CRANIOSYNOSTOSIS is a congenital anomaly in which cranial sutures close prematurely and/or abnormally. Left uncorrected, craniosynostosis will lead to increased intracranial pressure and compression of the brain leading to seizures, developmental delay, and abnormal appearance. Therefore, surgical correction is recommended and delay of surgery to an older age is discouraged. Infants with craniosynostosis usually present for surgical repair between the ages of 4 and 9 months. Rarely, neonatal craniosynostosis, as in this patient, will be seen.
Infants with craniosynostosis present challenges to the anesthesiologists in airway management, blood transfusion, and coagulation therapy.1,2Because of the abnormal head shape in these infants, positioning for intubation must be done carefully. For surgery done in first 4 months of life, the physiologic nadir of hemoglobin often coincides with the surgery, leading to increased need for intraoperative transfusion. In this case, the infant had surgery earlier than usual, increasing the risk of transfusion and need for postoperative intensive care.3The early timing of the surgery (patient was 5 weeks old and weighed 4 kg) was due to the evidence of impingement of brain growth seen in the image.
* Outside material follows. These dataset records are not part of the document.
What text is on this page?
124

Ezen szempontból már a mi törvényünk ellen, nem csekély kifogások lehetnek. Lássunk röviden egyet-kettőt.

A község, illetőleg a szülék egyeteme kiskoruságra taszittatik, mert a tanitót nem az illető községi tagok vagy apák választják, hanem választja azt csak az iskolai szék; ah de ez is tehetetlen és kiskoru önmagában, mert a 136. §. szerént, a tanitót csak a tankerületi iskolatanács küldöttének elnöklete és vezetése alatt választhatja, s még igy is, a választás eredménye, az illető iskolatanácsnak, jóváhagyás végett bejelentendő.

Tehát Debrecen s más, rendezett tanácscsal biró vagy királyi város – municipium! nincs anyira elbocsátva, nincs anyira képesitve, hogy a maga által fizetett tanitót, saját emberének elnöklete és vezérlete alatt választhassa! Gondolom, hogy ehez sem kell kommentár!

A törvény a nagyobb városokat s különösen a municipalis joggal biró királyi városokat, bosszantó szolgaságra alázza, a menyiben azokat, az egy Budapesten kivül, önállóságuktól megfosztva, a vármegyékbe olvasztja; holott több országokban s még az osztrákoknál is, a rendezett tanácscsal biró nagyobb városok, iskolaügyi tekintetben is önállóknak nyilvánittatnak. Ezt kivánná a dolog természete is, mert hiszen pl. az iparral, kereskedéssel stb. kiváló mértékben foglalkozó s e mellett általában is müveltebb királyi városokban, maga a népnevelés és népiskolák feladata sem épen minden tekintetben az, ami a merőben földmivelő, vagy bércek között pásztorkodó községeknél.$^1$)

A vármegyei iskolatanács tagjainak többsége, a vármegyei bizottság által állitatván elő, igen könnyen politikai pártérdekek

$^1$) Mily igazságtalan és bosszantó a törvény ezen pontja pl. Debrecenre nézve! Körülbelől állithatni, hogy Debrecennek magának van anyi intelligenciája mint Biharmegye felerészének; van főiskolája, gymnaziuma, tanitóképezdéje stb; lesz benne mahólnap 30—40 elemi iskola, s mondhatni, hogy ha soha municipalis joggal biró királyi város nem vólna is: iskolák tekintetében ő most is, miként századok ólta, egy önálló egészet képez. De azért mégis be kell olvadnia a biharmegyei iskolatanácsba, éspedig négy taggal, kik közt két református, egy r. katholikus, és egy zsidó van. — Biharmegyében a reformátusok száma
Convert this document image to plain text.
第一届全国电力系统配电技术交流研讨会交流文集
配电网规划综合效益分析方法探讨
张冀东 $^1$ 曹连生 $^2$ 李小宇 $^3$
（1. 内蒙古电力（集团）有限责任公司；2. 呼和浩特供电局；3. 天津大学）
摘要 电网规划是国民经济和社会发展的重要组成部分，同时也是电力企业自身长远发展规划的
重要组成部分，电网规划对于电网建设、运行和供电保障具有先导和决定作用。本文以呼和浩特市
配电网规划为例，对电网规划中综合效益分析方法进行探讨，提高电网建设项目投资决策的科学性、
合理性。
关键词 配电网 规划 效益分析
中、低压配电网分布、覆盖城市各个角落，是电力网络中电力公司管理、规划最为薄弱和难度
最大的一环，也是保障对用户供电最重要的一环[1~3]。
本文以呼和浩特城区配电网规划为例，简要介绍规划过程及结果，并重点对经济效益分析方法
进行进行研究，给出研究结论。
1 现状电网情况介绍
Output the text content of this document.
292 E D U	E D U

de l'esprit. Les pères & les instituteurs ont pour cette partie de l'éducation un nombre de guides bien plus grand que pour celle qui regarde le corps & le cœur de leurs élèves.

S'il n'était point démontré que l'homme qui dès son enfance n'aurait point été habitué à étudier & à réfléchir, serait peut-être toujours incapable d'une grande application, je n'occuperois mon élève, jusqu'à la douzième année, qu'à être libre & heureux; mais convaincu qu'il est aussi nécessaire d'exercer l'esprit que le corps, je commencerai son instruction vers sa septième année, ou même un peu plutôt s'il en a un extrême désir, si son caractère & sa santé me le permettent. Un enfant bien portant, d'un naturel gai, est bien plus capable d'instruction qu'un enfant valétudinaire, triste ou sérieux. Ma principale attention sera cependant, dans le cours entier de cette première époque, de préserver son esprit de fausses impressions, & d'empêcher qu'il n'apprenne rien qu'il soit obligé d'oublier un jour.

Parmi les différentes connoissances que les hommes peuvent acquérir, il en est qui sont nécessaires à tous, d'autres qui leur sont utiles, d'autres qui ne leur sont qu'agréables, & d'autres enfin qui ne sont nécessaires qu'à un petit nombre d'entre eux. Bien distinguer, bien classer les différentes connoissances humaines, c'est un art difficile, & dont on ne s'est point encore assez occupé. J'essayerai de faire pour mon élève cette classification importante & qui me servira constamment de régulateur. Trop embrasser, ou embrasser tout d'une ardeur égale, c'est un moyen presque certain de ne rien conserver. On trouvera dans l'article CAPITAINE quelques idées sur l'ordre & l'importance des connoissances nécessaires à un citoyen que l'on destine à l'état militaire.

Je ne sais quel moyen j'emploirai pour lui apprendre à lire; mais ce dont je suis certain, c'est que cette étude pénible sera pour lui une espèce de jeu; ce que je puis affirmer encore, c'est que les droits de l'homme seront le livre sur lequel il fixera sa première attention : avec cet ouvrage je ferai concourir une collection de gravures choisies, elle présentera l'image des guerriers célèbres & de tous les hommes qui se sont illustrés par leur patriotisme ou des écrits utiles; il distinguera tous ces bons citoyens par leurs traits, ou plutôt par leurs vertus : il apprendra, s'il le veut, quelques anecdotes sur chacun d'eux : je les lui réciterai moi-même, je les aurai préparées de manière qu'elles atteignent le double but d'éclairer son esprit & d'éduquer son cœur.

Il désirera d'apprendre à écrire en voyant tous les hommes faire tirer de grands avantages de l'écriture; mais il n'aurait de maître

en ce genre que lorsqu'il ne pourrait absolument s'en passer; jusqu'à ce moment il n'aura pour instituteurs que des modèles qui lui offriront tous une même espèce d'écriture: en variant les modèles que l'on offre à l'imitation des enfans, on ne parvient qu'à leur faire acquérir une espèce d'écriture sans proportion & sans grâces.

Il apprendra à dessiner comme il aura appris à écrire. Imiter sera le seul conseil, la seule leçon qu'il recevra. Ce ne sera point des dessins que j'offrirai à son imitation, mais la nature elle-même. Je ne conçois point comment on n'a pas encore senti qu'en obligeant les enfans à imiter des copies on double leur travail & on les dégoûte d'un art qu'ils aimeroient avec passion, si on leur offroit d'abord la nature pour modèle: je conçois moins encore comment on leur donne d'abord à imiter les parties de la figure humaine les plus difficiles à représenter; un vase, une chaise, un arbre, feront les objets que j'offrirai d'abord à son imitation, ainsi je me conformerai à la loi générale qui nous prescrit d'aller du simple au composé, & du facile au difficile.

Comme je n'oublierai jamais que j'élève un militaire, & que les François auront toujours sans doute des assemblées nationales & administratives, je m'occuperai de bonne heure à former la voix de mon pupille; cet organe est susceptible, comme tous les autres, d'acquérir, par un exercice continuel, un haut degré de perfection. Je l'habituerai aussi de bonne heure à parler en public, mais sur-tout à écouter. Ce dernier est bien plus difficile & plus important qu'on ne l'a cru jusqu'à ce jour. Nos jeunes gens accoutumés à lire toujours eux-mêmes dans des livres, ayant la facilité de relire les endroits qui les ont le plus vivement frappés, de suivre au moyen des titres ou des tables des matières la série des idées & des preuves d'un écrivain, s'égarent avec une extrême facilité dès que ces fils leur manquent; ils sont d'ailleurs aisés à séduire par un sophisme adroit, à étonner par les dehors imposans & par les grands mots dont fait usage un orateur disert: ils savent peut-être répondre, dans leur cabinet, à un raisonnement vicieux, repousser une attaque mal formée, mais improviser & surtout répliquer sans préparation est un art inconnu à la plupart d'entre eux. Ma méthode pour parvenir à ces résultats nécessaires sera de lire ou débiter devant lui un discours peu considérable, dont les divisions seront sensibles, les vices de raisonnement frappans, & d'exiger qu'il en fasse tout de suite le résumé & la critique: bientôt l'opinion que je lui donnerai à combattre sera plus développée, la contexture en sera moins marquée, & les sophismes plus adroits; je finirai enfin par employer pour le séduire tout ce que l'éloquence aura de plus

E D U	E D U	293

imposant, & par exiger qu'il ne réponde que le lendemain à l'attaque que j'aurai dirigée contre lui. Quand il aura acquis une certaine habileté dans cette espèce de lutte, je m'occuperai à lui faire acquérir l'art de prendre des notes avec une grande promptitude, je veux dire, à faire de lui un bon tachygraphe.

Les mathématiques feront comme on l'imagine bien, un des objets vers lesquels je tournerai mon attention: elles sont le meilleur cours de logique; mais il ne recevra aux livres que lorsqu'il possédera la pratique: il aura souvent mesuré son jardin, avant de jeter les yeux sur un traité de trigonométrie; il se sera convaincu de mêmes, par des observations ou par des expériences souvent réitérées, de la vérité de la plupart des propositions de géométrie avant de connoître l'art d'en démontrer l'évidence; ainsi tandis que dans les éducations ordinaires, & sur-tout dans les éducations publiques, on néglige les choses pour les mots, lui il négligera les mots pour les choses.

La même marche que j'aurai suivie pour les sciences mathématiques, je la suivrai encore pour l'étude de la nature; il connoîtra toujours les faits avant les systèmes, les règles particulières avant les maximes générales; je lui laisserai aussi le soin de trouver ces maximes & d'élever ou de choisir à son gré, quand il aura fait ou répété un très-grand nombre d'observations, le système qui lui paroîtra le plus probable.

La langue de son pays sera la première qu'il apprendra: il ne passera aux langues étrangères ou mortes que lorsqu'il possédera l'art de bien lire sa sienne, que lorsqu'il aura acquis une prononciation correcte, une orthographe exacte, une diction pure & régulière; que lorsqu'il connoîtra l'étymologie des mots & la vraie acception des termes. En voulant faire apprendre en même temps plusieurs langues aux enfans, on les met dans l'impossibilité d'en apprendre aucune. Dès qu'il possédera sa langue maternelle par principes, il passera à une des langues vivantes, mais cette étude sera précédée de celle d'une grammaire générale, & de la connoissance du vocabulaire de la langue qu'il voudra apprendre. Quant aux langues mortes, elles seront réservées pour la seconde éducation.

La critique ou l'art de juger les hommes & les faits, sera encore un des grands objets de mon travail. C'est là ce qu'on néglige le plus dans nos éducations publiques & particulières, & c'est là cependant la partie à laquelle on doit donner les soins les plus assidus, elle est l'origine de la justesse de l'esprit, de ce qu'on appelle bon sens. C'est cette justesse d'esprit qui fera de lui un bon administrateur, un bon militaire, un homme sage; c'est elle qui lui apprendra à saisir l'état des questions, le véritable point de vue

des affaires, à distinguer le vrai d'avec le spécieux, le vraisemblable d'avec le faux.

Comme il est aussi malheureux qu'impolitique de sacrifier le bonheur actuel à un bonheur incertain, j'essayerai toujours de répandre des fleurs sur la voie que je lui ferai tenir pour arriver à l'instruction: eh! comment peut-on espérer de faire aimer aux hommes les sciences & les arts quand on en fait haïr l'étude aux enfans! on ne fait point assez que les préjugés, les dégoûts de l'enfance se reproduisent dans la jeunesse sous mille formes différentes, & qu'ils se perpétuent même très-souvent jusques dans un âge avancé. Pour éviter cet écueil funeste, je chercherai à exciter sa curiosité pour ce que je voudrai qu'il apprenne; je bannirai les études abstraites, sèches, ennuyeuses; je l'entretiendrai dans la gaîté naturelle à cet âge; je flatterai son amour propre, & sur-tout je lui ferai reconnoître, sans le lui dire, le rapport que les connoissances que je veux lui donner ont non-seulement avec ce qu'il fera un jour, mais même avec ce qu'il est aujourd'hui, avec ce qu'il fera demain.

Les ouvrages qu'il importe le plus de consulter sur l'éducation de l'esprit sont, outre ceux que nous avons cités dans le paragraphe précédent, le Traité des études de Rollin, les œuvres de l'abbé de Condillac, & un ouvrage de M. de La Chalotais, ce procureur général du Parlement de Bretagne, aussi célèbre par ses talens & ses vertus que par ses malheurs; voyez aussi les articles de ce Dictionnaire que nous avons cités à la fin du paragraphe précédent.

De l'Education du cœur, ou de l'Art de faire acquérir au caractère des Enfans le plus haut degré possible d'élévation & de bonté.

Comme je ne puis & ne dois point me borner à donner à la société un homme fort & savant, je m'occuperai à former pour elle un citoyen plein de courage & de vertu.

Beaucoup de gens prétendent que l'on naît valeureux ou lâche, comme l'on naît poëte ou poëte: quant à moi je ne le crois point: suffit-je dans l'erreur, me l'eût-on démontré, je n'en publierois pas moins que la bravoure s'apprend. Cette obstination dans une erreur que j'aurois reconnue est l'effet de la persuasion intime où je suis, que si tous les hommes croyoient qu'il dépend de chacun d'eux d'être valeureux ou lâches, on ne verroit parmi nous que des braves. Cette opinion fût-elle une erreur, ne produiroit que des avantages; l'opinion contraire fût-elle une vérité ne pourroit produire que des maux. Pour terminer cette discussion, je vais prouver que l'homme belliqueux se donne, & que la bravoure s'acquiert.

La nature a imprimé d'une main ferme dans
With premature closure of some of the cranial sutures, the growing brain and cranial contents bulge open other sutures and cause a misshapen head as can be seen with three-dimensional computed tomography scan (done at 3 days of life). Because of the prenatal and premature suture closures including the metopic and sagittal sutures, the growing brain in this confined skull causes forces resulting in enlarged squamousal sutures. In rare cases, the meninges are pushed into the skull, causing the lattice appearance on computed tomography scan.